As an anti-bullying youth advocate with The F.A.A.B Foundation (Fighting Against Abuse & Bullying), tackling the many causes and effects of bullying is already a daunting task. Speaking with youth across the country, many of the victims of bullying cite the “average” reasons for it: The victim is deemed “weird” or different. They are “overweight” or not “shapely” enough. Perhaps they are not as “attractive” or “financially favored” as other classmates. Over the last decade, cyber-bullying on various social media platforms has made it easier for bullies to attack their victims online, anonymously.
As a victim of bullying and abuse myself, I have made it a personal mission as a motivational speaker to provide encouragement, empowerment, and common sense solutions for children and parents to help tackle the causes and effects of bullying. However, there is one facet of bullying I was neither expecting nor was quite prepared for.
The Dawn of Post-Election Trumping
Since the November Elections, there has been a new wave of bullying sweeping the country; I call it “Trumping.” Unless you’ve been under a rock, you have noticed President-Elect Donald Trump has himself “bullied” his way into an election victory with the help of, in his own words, his “violent and vicious” supporters. We have seen the rallies in which Trump has demeaned and belittled marginalized minorities in this country, even encouraging his supporters to “do what is needed” to silence his opposition. No one was spared; Muslims, Mexican Immigrants, African Americans, the disabled, and even women were not free from the wrath of stereotyping anomalies and disgusting hateful rhetoric.
As if the rally cries of “throw them out!” “Punch him in the face!” and “Build the wall!” were not terrifying enough, post-election we have seen an increase in the number of children and youth who have become victims of this “Trumping.” The Southern Poverty Law Center conducted a survey of over 2000 teachers from K-12 who reported that since Trump’s election, cases of racial/religious-bullying have increased so exponentially, children of Mexican and Muslim backgrounds are expressing “fear and anxiety.” 40% of the teachers surveyed stated that they were hesitant to even teach about this Presidential election for fear that it may provoke bullies to target minority classmates.
Universities and colleges are not exempt, as an increase of hate crime activities towards African-Americans and Muslims have students on edge and on the defensive. Universities across the country are increasing campus safety and implementing “post-election” guidelines after incidents at the University of Oklahoma, the University of Pennsylvania, and the University of Illinois involving targeted harassment or threats of physical violence against African-American and Muslim students.
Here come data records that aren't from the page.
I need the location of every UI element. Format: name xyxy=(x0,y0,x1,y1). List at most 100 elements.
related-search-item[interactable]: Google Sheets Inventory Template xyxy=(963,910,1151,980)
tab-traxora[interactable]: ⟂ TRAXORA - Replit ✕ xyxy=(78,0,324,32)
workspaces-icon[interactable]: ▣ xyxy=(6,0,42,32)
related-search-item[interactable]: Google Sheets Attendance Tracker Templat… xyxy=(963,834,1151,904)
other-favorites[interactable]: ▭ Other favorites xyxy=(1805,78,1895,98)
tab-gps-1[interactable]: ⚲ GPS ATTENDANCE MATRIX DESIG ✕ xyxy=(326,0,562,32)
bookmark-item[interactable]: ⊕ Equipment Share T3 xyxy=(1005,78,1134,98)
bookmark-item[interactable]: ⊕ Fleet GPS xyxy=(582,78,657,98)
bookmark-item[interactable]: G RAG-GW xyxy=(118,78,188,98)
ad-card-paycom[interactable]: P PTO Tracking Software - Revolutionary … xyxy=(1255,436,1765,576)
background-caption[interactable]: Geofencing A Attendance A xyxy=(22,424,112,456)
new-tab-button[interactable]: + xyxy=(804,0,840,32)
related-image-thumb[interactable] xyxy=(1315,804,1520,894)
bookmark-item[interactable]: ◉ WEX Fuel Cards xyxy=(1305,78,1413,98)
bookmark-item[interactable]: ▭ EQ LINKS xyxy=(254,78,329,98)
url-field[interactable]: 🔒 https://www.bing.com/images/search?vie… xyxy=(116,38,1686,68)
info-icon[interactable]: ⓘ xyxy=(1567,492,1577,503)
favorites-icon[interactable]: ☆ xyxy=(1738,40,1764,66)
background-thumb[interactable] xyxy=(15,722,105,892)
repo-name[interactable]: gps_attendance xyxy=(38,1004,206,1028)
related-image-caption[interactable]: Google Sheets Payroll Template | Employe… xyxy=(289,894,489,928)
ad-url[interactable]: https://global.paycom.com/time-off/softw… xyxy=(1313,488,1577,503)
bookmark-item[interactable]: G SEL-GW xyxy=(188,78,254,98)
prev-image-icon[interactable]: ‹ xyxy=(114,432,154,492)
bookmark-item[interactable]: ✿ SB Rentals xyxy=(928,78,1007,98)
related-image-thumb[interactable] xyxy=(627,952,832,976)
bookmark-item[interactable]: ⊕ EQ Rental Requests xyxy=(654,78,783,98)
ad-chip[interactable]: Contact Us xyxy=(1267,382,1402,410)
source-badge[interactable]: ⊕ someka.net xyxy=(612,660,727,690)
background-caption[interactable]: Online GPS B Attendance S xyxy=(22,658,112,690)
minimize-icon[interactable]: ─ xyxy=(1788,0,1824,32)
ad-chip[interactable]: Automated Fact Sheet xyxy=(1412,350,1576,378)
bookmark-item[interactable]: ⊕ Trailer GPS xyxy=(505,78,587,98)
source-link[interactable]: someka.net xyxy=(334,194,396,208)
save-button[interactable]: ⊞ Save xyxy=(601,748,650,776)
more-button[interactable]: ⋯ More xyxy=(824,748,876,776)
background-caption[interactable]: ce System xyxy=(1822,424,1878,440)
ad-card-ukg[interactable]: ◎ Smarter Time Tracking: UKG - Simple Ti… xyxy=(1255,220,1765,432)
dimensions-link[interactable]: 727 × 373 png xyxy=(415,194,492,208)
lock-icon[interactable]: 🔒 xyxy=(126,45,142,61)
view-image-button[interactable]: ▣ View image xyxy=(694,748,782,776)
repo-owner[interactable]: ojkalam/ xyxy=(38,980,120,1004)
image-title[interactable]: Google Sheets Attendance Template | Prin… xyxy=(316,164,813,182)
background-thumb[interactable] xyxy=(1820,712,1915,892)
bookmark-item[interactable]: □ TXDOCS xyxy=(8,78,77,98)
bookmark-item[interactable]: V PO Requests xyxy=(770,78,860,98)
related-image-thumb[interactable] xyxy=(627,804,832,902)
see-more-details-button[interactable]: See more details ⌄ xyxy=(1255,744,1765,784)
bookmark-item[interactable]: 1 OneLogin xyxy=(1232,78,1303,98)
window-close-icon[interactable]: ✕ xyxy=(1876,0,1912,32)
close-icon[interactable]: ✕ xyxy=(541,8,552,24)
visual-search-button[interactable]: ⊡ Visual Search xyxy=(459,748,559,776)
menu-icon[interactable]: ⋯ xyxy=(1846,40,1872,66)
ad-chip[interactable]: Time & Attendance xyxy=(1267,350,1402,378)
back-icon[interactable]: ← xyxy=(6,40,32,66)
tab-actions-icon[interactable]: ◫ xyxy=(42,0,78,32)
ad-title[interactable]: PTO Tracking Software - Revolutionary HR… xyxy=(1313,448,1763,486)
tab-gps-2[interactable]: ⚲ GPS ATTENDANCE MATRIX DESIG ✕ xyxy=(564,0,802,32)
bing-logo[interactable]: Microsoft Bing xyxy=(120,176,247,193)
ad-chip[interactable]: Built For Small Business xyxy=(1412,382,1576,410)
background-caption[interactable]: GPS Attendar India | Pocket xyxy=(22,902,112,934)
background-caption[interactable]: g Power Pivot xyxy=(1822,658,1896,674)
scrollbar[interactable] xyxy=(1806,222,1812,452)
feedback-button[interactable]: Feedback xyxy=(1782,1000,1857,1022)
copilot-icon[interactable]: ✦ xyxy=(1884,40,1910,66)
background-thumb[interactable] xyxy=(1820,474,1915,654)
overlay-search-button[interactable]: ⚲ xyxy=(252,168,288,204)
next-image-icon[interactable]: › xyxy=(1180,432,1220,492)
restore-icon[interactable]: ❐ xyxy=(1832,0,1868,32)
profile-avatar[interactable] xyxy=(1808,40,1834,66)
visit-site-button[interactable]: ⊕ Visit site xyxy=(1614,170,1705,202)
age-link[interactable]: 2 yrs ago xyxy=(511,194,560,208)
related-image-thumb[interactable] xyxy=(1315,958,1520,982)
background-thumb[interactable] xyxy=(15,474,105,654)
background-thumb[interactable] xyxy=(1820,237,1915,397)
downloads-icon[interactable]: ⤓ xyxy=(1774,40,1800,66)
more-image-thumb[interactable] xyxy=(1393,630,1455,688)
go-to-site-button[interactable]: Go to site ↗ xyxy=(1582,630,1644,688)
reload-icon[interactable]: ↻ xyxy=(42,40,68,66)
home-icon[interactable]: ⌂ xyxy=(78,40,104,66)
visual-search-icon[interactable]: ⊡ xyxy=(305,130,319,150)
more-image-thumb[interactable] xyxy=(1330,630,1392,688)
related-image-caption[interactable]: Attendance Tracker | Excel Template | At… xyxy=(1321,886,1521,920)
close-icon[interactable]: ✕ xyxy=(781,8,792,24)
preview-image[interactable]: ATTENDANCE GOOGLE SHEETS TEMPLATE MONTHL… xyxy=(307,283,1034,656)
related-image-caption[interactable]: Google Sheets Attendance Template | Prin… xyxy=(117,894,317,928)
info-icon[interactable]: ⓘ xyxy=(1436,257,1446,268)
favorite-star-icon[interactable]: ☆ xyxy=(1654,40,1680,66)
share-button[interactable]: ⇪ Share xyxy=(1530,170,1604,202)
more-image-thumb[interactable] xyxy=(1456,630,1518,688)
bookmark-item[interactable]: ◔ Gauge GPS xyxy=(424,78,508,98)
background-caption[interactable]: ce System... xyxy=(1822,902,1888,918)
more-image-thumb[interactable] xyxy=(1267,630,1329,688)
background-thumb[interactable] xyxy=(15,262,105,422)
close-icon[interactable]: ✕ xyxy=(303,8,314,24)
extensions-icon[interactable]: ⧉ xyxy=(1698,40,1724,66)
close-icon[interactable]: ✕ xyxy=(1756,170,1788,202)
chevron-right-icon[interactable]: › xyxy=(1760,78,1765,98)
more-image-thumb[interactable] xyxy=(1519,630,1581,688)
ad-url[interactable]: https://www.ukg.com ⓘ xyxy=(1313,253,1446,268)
One of the key elements of my R.O.A.R Program (Rude Opinions Aren’t Reality) is teaching children self-esteem, self-defense, and an understanding that another person’s “opinions” of them are not their “reality.” The truth is, bullying will never fully stop until tougher punishments are implemented in schools nationwide; until parents begin teaching their children that it is not acceptable to degrade another human being because of their differences. Until that happens, it is important to teach our children and youth the value of themselves and how to protect themselves to mitigate bullying. While the program mission is one that has much promise, the reality is that the execution is a little more complex. President-Elect Trump has single-handedly made an already difficult task for anti-bullying advocates, parents, teachers, and school systems that much harder to counter.
The questions that anti-bullying advocates must now ask themselves is: “How do we address this new form of bullying?” “How do we ease the fear and anxieties in our minority students?” What suggestions for tougher consequences can we provide to school systems and school security?” The reality for me is that instead of now speaking to an African-American student who is being bullied by his classmates for being underprivileged, or to the Mexican student being bullied because she is not deemed “attractive” enough, or the Muslim student who is teased because she is not allowed to wear the “hottest clothing” worn by her classmates; I now have to address a growing fear that they are no longer safe in their communities or their schools due to their White classmates and neighbors who feel emboldened by President-Elect Trump. These children hear the shouts of “Go back to Africa!”, “You’re being deported back to Mexico and thrown over the wall!” or “You’re a terrorist, go back to Syria!” Some children live in fear of being physically assaulted.
The next four years are guaranteed to be a challenge attempting to attenuate the effects of “Trumping,” not just in our children and youth, but across this further divided country.